Data Loading
features_data_set <- read.csv2("Features data set.csv", header = TRUE, sep = ",")
sales_data_set <- read.csv2("sales data-set.csv", header = TRUE, sep = ",")
stores_data_set <- read.csv2("stores data-set.csv", header = TRUE, sep = ",")
str(features_data_set)
## 'data.frame': 8190 obs. of 12 variables:
## $ Store : int 1 1 1 1 1 1 1 1 1 1 ...
## $ Date : Factor w/ 182 levels "01/02/2013","01/03/2013",..: 25 67 109 151 26 68 110 152 8 50 ...
## $ Temperature : Factor w/ 4178 levels "-2.06","-6.08",..: 1066 864 934 1308 1300 1998 1797 1601 2315 2579 ...

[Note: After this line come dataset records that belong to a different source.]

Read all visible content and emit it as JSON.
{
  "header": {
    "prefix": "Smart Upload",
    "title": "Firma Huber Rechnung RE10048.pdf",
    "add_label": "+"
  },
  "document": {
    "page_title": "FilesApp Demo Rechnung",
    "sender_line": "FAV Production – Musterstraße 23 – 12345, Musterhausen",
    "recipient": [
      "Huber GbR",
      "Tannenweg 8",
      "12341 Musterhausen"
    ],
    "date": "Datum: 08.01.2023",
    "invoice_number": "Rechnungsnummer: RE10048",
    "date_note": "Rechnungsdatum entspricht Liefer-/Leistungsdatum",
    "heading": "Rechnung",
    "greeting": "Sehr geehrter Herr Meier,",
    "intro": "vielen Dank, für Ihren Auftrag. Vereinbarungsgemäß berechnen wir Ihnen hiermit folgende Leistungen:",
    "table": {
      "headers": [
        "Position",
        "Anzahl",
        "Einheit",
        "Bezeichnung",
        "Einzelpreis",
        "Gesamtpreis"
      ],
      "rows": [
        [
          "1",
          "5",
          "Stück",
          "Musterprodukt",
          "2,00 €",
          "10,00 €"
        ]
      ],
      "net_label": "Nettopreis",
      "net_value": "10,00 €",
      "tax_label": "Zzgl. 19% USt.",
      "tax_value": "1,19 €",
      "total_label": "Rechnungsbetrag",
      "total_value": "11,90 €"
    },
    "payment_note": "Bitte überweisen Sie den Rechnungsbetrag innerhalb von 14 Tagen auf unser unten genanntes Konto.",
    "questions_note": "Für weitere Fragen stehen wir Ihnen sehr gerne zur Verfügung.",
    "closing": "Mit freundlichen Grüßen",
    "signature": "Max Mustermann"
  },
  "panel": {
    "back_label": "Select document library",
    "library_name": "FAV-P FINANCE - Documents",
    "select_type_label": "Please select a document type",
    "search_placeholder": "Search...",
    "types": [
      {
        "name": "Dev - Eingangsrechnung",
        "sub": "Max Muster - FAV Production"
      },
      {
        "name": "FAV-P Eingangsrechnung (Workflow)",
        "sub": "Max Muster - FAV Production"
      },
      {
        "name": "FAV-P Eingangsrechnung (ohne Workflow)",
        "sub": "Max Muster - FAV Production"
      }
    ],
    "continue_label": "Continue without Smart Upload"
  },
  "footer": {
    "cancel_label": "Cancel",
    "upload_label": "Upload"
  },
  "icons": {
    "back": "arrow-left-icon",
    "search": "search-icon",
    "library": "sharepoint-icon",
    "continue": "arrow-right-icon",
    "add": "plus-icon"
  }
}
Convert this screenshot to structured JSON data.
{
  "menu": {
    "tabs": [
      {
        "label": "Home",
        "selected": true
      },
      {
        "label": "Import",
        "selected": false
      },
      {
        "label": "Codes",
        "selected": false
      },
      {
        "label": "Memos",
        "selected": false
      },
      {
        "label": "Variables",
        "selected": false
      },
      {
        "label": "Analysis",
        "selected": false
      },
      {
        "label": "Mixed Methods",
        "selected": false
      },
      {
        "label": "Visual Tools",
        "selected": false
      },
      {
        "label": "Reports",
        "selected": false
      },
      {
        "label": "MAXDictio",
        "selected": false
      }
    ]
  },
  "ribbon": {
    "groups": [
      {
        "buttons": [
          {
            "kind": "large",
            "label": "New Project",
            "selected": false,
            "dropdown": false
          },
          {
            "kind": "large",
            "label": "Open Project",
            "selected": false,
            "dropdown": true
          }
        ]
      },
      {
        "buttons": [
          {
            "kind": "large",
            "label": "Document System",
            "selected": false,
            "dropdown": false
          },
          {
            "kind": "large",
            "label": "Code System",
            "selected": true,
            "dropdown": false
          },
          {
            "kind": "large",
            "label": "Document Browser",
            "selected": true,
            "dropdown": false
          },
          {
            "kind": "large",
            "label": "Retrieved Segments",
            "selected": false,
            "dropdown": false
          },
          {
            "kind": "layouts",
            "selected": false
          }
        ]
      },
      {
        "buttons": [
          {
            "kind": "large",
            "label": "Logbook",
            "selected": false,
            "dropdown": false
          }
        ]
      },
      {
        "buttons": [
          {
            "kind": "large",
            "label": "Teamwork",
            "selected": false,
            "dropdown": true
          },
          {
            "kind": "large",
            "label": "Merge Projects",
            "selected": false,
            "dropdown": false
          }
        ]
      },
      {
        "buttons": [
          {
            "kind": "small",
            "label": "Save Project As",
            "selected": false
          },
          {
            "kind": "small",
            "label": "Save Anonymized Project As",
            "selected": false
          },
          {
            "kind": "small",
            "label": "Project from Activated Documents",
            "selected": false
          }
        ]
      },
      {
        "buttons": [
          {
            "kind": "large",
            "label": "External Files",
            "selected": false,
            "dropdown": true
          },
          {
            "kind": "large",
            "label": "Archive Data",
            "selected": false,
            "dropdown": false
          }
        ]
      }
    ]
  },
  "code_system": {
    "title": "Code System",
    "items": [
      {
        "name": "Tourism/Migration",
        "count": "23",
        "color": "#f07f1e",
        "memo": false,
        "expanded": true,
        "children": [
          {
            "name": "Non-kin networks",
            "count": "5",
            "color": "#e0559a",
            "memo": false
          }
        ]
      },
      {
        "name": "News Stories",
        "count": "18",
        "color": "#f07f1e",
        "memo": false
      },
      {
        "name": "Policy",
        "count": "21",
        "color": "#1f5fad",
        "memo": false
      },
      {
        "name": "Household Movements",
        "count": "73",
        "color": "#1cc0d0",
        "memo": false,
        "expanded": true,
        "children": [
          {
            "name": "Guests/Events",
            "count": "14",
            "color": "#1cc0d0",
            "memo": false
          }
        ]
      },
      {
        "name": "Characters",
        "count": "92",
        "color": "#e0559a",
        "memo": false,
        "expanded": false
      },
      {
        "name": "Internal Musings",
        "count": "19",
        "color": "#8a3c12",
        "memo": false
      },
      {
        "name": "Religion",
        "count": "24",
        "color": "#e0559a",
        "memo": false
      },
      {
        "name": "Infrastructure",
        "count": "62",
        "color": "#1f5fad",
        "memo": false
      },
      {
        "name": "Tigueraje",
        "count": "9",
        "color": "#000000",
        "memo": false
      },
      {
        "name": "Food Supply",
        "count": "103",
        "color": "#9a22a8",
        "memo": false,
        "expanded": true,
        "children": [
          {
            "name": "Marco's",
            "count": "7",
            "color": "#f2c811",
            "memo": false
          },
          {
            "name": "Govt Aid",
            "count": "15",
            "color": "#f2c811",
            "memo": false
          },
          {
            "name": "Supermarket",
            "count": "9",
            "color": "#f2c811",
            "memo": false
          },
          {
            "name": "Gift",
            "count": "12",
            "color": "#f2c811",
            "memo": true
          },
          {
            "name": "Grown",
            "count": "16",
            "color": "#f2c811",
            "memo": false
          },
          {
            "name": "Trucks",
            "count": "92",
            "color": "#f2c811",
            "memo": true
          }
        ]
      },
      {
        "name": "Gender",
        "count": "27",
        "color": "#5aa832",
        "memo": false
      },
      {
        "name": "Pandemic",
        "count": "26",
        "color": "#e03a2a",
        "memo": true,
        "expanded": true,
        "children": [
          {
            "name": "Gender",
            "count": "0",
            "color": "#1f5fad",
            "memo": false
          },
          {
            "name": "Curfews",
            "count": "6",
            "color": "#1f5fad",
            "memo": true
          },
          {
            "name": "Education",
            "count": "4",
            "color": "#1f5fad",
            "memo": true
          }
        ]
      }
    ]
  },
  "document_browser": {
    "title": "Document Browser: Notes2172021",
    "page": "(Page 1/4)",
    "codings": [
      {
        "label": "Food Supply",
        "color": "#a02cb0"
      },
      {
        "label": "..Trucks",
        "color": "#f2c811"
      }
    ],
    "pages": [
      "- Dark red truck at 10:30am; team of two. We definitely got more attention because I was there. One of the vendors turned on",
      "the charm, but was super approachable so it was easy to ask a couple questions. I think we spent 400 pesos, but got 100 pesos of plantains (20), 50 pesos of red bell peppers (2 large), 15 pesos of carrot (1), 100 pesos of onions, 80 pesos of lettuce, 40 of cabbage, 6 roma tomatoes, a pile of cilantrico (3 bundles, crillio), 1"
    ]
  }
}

## $ Fuel_Price : Factor w/ 1011 levels "2.472","2.513",..: 16 10 3 12 43 58 88 95 87 121 ...
## $ MarkDown1 : Factor w/ 4023 levels "-16.93","-2781.45",..: NA NA NA NA NA NA NA NA NA NA ...
## $ MarkDown2 : Factor w/ 2715 levels "-0.01","-0.05",..: NA NA NA NA NA NA NA NA NA NA ...
## $ MarkDown3 : Factor w/ 2885 levels "-0.2","-0.73",..: NA NA NA NA NA NA NA NA NA NA ...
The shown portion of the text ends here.